MR. HOLMES: Just as a follow-on to Commissioner Meadows, some of the technology proposals that I've seen are very high tech, futuristic, and I think probably not in existence anywhere. And so one of the conversations or two of the conversations I'd had, they were talking about some type of a demonstration project. It sounds to me like you're going beyond a demonstration project; you're talking about a fully developed low carbon emitting freight system. Is that right that it's not a demonstration?

MR. TOMLINSON: And that's true, that's correct. We wouldn't close our minds to a demonstration project. Of course, a demonstration project costs money and, again, one of our basic premises has been that we would have a lot of state dollars or federal dollars to put into this. And so it could be that a pilot is the top end of what we receive in a request for proposals, but I would hope, too, that it has either a staged implementation toward being economically viable or had at least the hope of being viable on its own.

So I guess we have not felt that we could supplement or provide a public subsidy for this, and again, it's reason for the kind of pretty hands-off approach of just offering the right of way but really requiring the developer to bring a business model that at least they feel works.

MR. HOLMES: Just so you understand the way I feel, I do not believe it's appropriate to put TxDOT money into experimental projects such as this, it needs to be private dollars. And it may be that offering the right of way in some fashion could be a non-cash contribution toward that effort.

MR. TOMLINSON: Yes, sir.

MR. BARTON: For the record, John Barton, assistant executive director for Engineering Operations.

And just to add to Mark's response to those two comments, Commissioners Meadows and Holmes, I think that part of the concept here is that we don't know exactly what type of responses we would receive in this offering to lease parts of the department's and the state's right of way, but in doing that, obviously, as we move forward we'll have to build in protections for the state's interest. We don't want somebody to go and build something that they then cannot sustain and so we have this infrastructure of some sort in our rights of way.

We also want to make sure that whatever they do has a reasonable chance of success so there will be some proof of concept analysis. That's where we would pull on the expertise of others that perhaps are outside the agency to look at what they're proposing and see if that technology has any reasonableness of being viable. And that's where we can pull on those other resources and then to make sure that we structure whatever deal we do in a way that protects the state's interest so that we're not out any costs if they fail or if their business model ultimately is not viable.

So as we move forward, we'll make sure that we incorporate those types of things into this process, keep you informed as we do that, and assure that the state is providing an opportunity for something very, very positive, but at the same time is protecting our interest in terms of the quality of our rights of way and the financial interest that we might have in it.
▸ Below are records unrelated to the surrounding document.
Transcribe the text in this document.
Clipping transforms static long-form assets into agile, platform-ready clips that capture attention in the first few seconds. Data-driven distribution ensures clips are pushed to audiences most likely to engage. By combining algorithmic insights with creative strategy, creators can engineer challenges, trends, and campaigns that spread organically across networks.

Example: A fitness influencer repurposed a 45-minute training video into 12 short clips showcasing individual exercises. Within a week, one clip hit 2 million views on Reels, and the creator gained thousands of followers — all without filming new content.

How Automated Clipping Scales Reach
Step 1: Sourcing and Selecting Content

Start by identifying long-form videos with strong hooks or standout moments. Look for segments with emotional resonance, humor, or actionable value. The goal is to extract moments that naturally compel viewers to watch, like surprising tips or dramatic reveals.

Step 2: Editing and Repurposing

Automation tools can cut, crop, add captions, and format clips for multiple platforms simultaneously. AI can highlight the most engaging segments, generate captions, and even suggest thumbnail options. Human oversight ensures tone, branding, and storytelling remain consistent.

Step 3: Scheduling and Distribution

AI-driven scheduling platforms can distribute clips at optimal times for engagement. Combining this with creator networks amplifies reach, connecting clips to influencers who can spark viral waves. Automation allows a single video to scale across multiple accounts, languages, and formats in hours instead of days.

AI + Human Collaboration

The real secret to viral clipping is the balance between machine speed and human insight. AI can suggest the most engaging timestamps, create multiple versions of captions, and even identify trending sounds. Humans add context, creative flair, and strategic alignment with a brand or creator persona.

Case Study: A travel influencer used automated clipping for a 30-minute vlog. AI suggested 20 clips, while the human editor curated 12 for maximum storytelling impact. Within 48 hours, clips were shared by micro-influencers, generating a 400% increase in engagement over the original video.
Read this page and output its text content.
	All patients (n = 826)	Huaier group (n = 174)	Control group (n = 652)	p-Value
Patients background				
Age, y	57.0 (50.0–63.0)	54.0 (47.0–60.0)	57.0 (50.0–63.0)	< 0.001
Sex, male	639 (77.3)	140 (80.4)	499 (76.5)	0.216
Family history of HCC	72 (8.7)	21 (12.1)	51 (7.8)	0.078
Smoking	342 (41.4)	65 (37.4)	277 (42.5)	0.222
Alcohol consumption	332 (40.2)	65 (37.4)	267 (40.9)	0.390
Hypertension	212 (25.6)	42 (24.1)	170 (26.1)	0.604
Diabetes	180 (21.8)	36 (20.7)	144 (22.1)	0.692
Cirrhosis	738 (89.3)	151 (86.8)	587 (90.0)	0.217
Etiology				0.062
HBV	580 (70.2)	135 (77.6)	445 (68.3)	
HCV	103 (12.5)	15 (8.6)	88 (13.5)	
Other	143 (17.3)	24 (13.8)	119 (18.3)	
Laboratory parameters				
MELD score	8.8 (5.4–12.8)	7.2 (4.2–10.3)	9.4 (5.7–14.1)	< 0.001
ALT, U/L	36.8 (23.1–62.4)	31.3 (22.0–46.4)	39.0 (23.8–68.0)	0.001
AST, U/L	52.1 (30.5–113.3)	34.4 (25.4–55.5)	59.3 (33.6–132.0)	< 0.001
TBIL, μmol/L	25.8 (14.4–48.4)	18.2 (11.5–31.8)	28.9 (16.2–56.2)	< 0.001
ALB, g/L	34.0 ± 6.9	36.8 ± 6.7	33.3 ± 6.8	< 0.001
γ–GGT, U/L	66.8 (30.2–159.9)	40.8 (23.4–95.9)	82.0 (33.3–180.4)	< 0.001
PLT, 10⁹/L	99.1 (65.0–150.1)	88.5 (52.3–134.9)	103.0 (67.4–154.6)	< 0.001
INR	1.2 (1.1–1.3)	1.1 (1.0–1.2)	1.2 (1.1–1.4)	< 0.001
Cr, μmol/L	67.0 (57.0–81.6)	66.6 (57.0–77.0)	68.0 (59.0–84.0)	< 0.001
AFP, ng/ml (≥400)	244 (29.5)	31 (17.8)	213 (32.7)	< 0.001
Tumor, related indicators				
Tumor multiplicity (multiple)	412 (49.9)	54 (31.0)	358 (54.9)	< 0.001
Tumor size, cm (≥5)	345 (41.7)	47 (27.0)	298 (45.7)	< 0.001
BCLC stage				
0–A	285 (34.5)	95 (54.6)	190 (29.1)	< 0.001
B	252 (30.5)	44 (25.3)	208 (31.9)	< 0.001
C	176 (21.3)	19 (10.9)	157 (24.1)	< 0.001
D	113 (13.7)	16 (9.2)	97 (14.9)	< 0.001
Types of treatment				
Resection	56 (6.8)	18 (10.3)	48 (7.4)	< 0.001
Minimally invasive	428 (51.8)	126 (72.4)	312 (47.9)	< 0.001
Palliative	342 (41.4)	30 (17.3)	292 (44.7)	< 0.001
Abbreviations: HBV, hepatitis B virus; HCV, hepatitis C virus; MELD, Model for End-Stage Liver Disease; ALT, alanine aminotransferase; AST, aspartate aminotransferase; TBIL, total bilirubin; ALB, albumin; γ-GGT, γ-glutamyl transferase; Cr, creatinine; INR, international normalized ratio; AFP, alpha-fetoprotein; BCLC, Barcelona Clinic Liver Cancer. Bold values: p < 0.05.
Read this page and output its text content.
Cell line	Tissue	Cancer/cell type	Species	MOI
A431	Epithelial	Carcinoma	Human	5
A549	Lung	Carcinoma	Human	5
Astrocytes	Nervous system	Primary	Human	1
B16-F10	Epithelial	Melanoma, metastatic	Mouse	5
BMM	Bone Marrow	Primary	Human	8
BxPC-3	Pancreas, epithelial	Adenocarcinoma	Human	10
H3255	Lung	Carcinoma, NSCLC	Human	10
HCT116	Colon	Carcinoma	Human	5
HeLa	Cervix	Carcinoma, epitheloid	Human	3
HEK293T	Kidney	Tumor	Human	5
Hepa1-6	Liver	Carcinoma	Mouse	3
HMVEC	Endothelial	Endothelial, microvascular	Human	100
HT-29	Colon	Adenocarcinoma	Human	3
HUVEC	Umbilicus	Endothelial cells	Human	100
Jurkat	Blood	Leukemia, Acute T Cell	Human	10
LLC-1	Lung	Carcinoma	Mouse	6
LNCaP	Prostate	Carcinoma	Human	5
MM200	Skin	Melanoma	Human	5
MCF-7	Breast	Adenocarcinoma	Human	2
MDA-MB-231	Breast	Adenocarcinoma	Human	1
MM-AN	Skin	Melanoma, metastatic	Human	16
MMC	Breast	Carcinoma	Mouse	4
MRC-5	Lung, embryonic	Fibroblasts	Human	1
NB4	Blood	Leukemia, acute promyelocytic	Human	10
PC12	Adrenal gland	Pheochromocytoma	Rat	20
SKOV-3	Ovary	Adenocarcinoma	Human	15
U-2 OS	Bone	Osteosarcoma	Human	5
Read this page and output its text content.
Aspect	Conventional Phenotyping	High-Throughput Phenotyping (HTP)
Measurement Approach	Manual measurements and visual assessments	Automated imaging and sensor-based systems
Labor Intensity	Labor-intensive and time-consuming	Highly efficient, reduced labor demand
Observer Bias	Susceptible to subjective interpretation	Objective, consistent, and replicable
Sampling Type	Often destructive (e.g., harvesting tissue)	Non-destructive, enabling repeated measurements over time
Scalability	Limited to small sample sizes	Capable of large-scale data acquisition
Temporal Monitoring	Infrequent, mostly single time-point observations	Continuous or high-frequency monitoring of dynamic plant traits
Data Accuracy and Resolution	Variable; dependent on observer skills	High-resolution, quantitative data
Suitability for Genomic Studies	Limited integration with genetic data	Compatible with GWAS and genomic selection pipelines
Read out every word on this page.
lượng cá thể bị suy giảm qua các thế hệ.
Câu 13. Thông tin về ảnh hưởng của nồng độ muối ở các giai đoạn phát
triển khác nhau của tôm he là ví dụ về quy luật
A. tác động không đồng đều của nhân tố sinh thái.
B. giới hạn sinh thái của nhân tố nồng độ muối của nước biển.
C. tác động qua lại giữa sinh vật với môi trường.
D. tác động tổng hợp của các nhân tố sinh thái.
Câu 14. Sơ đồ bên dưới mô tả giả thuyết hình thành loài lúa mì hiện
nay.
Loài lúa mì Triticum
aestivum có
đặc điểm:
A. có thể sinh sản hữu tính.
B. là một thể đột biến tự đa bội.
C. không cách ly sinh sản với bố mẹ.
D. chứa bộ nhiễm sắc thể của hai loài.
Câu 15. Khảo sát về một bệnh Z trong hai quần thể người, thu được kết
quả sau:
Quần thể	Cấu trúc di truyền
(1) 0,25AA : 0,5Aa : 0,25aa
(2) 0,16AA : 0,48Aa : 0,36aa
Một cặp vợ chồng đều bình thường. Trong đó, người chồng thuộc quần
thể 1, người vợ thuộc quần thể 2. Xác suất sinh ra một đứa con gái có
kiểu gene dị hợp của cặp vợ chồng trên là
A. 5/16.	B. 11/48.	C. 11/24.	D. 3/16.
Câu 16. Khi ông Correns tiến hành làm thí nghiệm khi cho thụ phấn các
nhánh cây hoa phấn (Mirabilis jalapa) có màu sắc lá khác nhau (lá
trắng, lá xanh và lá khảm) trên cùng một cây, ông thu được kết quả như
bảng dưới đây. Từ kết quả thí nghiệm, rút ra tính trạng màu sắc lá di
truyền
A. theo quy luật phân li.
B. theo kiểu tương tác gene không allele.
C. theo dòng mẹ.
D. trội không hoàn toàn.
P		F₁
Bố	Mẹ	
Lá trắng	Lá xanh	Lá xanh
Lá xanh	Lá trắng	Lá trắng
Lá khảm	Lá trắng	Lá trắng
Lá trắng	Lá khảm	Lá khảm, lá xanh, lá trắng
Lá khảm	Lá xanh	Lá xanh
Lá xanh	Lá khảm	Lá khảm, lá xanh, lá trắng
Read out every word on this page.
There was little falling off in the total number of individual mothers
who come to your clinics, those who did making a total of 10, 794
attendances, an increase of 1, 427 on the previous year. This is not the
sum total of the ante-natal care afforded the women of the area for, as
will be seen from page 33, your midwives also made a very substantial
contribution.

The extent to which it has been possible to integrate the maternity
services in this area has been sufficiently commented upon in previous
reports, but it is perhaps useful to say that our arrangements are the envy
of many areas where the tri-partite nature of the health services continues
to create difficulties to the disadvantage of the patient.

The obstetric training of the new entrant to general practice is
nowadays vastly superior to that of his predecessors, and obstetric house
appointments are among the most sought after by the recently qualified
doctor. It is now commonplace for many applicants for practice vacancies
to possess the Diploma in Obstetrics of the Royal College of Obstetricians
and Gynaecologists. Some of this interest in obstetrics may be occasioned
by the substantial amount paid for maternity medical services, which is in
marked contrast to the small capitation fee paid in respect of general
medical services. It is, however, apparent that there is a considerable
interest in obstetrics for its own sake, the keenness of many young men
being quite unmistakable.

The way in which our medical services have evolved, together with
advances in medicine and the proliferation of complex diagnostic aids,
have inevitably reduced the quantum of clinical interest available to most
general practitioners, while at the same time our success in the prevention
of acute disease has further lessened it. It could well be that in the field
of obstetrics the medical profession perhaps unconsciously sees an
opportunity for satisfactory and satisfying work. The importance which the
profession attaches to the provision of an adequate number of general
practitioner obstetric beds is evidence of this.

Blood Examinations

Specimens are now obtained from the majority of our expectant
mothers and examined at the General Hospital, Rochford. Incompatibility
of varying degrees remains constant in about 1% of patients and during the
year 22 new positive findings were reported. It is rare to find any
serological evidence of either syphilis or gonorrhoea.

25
MR. TOMLINSON: Thank you very much.

MR. SAENZ: Thank you, Mark.

MS. DELISI: That concludes the posted items on today's agenda. Is there any other business to come before the commission?

MR. SAENZ: No, ma'am.

MS. DELISI: There being none, I will entertain a motion to adjourn.

MR. HOUGHTON: So moved.

MR. HOLMES: Second.

MS. DELISI: All in favor?

(A chorus of ayes.)

MS. DELISI: The motion passes. Please note for the record that it is 2:53 p.m. and this meeting stands adjourned.

(Whereupon, at 2:53 p.m., the meeting was concluded.)


MEETING OF: Texas Transportation Commission Workshop
LOCATION: Austin, Texas
DATE: July 28, 2010
I do hereby certify that the foregoing pages, numbers 1 through 58, inclusive, are the true, accurate, and complete transcript prepared from the verbal recording made by electronic recording by Nancy King before the Texas Transportation Commission.